Seminar leaders:
Torrance Kirby, Professor of Ecclesiastical History, School of Religious Studies, McGill University torrance.kirby@mcgill.ca
Douglas Hedley, Professor of Hermeneutics and Metaphysics, Faculty of Divinity, University of Cambridge rdh26@cam.ac.uk
Sponsored by The Early Modern Conversions Project, McGill University, and funded by the Social Sciences and Humanities Research Council of Canada.
“Metaphysics of Conversion from Late Antiquity to Early Modernity” is a monthlong summer research seminar that will address conversion by focusing on the theme of the anagogy of soul and cosmos in the western intellectual tradition. The seminar will explore conversion not only as a philosophical and religious phenomenon, but also as an approach to early modern thinking about hermeneutics, psychology, and cosmology.

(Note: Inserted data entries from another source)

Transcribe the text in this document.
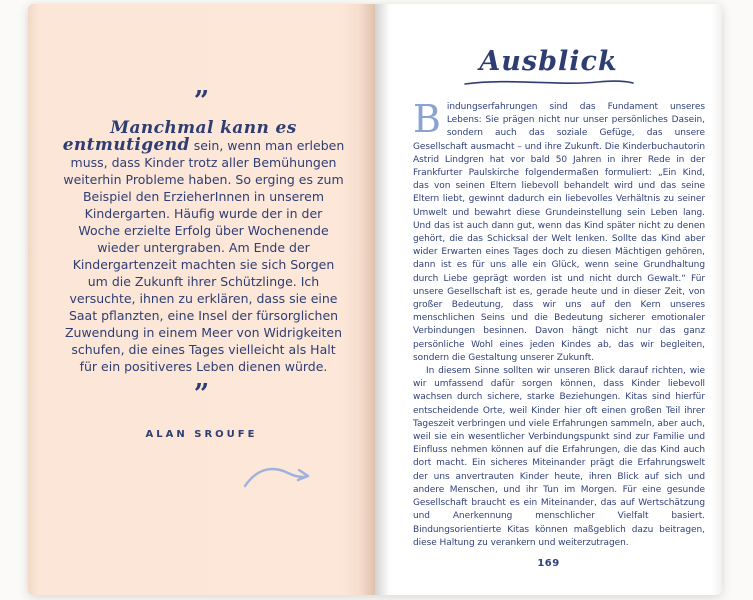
”

Manchmal kann es entmutigend sein, wenn man erleben muss, dass Kinder trotz aller Bemühungen weiterhin Probleme haben. So erging es zum Beispiel den ErzieherInnen in unserem Kindergarten. Häufig wurde der in der Woche erzielte Erfolg über Wochenende wieder untergraben. Am Ende der Kindergartenzeit machten sie sich Sorgen um die Zukunft ihrer Schützlinge. Ich versuchte, ihnen zu erklären, dass sie eine Saat pflanzten, eine Insel der fürsorglichen Zuwendung in einem Meer von Widrigkeiten schufen, die eines Tages vielleicht als Halt für ein positiveres Leben dienen würde.

”
ALAN SROUFE
Ausblick

Bindungserfahrungen sind das Fundament unseres Lebens: Sie prägen nicht nur unser persönliches Dasein, sondern auch das soziale Gefüge, das unsere Gesellschaft ausmacht – und ihre Zukunft. Die Kinderbuchautorin Astrid Lindgren hat vor bald 50 Jahren in ihrer Rede in der Frankfurter Paulskirche folgendermaßen formuliert: „Ein Kind, das von seinen Eltern liebevoll behandelt wird und das seine Eltern liebt, gewinnt dadurch ein liebevolles Verhältnis zu seiner Umwelt und bewahrt diese Grundeinstellung sein Leben lang. Und das ist auch dann gut, wenn das Kind später nicht zu denen gehört, die das Schicksal der Welt lenken. Sollte das Kind aber wider Erwarten eines Tages doch zu diesen Mächtigen gehören, dann ist es für uns alle ein Glück, wenn seine Grundhaltung durch Liebe geprägt worden ist und nicht durch Gewalt.“ Für unsere Gesellschaft ist es, gerade heute und in dieser Zeit, von großer Bedeutung, dass wir uns auf den Kern unseres menschlichen Seins und die Bedeutung sicherer emotionaler Verbindungen besinnen. Davon hängt nicht nur das ganz persönliche Wohl eines jeden Kindes ab, das wir begleiten, sondern die Gestaltung unserer Zukunft.

In diesem Sinne sollten wir unseren Blick darauf richten, wie wir umfassend dafür sorgen können, dass Kinder liebevoll wachsen durch sichere, starke Beziehungen. Kitas sind hierfür entscheidende Orte, weil Kinder hier oft einen großen Teil ihrer Tageszeit verbringen und viele Erfahrungen sammeln, aber auch, weil sie ein wesentlicher Verbindungspunkt sind zur Familie und Einfluss nehmen können auf die Erfahrungen, die das Kind auch dort macht. Ein sicheres Miteinander prägt die Erfahrungswelt der uns anvertrauten Kinder heute, ihren Blick auf sich und andere Menschen, und ihr Tun im Morgen. Für eine gesunde Gesellschaft braucht es ein Miteinander, das auf Wertschätzung und Anerkennung menschlicher Vielfalt basiert. Bindungsorientierte Kitas können maßgeblich dazu beitragen, diese Haltung zu verankern und weiterzutragen.

169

In particular we will seek to examine the sources of Renaissance and Early Modern thought (e.g. of Nicholas Cusanus, Marsilio Ficino, Pico della Mirandola, Desiderius Erasmus, Descartes, and the Cambridge Platonists) in the philosophia perennis of Antiquity (Plato, Aristotle, Plotinus, Iamblichus, Pseudo-Dionysius, and Proclus). The key premise of the seminar is that the western intellectual tradition constitutes a continuous unfolding conversation within which ‘conversion’ provides an underlying concept of critical significance.
Usually meeting on weekday afternoons, the seminar will include discussions of readings and analysis of various philosophical and literary sources as participants work on refining their own projects. Participants will be invited to make presentations of their research. Fieldtrips during the seminar will include a visit to the Benedictine Abbey of Saint-Benoit-du-Lac.
Seminars will be held at the School of Religious Studies in the Birks Building. McGill offers helpful resources for research and study including the McLennan Library and the Birks Reading Room. There are additional accessible research facilities at Concordia University, Université de Montréal, and the Jesuit Archives at Collège Ste-Marie.